Organizations continue to face a unique labor market – mass turnover coupled with increased job openings – as the global economy recovers from the trickling effects of the pandemic. And many employees recognize their newfound power. According to Gartner analysis, U.S. employee annual voluntary turnover is likely to jump nearly 20 percent this year, from a pre-pandemic annual average of 31.9 million employees quitting their jobs to 37.4 million quitting in 2022.
Understandably, employers are concerned. A recent Gartner poll of 100 business leaders in October 2021 revealed more than half of respondents are significantly concerned about employee turnover.
As HR leaders determine how to address the challenge of mitigating employee attrition, it is vital for them to consider the root causes for employee departures. There are many reasons employees leave their jobs, including organizational changes, their personal lives, their external environment or work experiences.
Still, organizational changes related to employees’ work experiences remain firmly as a major influencing factor in an employee’s decision to leave an organization.

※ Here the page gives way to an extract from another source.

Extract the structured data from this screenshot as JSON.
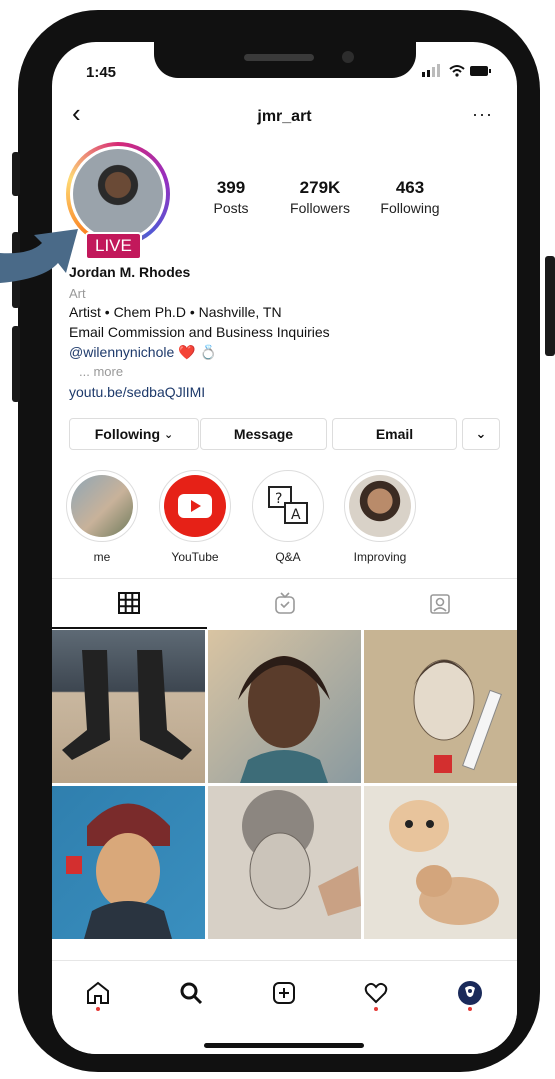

Specifically, Gartner research shows when employees experience a high level of work friction – i.e., when work is unnecessarily hard – they are much more likely to leave their organization. In fact, when employees report more than nine work frictions in their day-to-day work it can result in up to a 35 percent drop in their intent to stay. Examples of common work friction include work delays waiting for a colleague to weigh in, signoff processes for new ideas or approaches being too long, and critical job-related information being hard to access.
Many of these challenges are not unique to specific talent segments, however, hybrid workers are experiencing the most work friction.
A recent Gartner survey of more than 3,000 global employees found those who work in a hybrid or remote work environment are 40 percent more likely to report a high level of work friction than on-site workers. They are 14 percent more likely to report an overwhelming rise in the volume of tasks they complete and 67 percent more likely to be forced to create new processes in their work because none exist already.
In a world where employees have so many opportunities available, frustrations in their work experiences will act as the trigger for them to finally respond to that recruiter or open their recommended roles email from LinkedIn.
Today, as more employers begin to reopen their offices and adopt a hybrid work model, Gartner recommends HR leaders pursue two strategies to prevent attrition.
Reset hybrid collaboration habits
As teams have become more geographically dispersed, coordination of work arrangements remains a major challenge many teams are still learning to navigate.
Teams need to create new collaboration norms. One leading organization’s HR team recognized the importance of actively supporting teams and revisited their collaboration habits to ensure they continued to be effective, rather than leaving them to muddle through and figure it out themselves.
Some of the changes they implemented included:
- Setting collaboration hours where everyone in a particular region agrees to be available for synchronous collaboration. This time is not intended for back-to-back meetings, rather for employees to work together, chat or even work in documents.
- Blocking time for focused work. This approach allows employees to schedule time for solo, asynchronous collaboration. This time is for collaborating through email or commenting on documents at a time that works for employees’ needs and preferences.
Ruthlessly prioritize work based on impact
Gartner research shows only half of employees who work hybrid or fully remote agree they can maintain a balance between work and life. This imbalance puts individuals at risk for burnout. Without the signals of a commute or in-office work experience, employees who work from home can find it difficult to identify the boundaries between their personal and professional lives.
For hybrid and remote teams to be successful, it is critical they prioritize their work effectively. Doing so ensures employees are not only working on the highest value task, but also limiting burnout.
For instance, one leading organization’s organizational effectiveness team helps teams clarify where they should focus their efforts. They help teams define the activities that will have the largest impact on business deliverables, categorize those tasks into four categories of activities and assign different levels of effort and time to those categories based on their business impact relative to the effort they require. By turning this activity into a habit, team leaders can protect their hybrid workers from being overwhelmed.
Hybrid work models have fundamentally changed how work happens and most organizations are still grappling with the realities of these disruptions. These realities have created new work frictions faced by employees at the same time organizations face The Great Resignation.
To stem this risk, HR leaders need to work with business leaders and managers to reset hybrid work collaboration habits and ruthlessly prioritize work based on impact. Doing both will safeguard the employee experience and ensure organizations remain attractive to critical talent segments.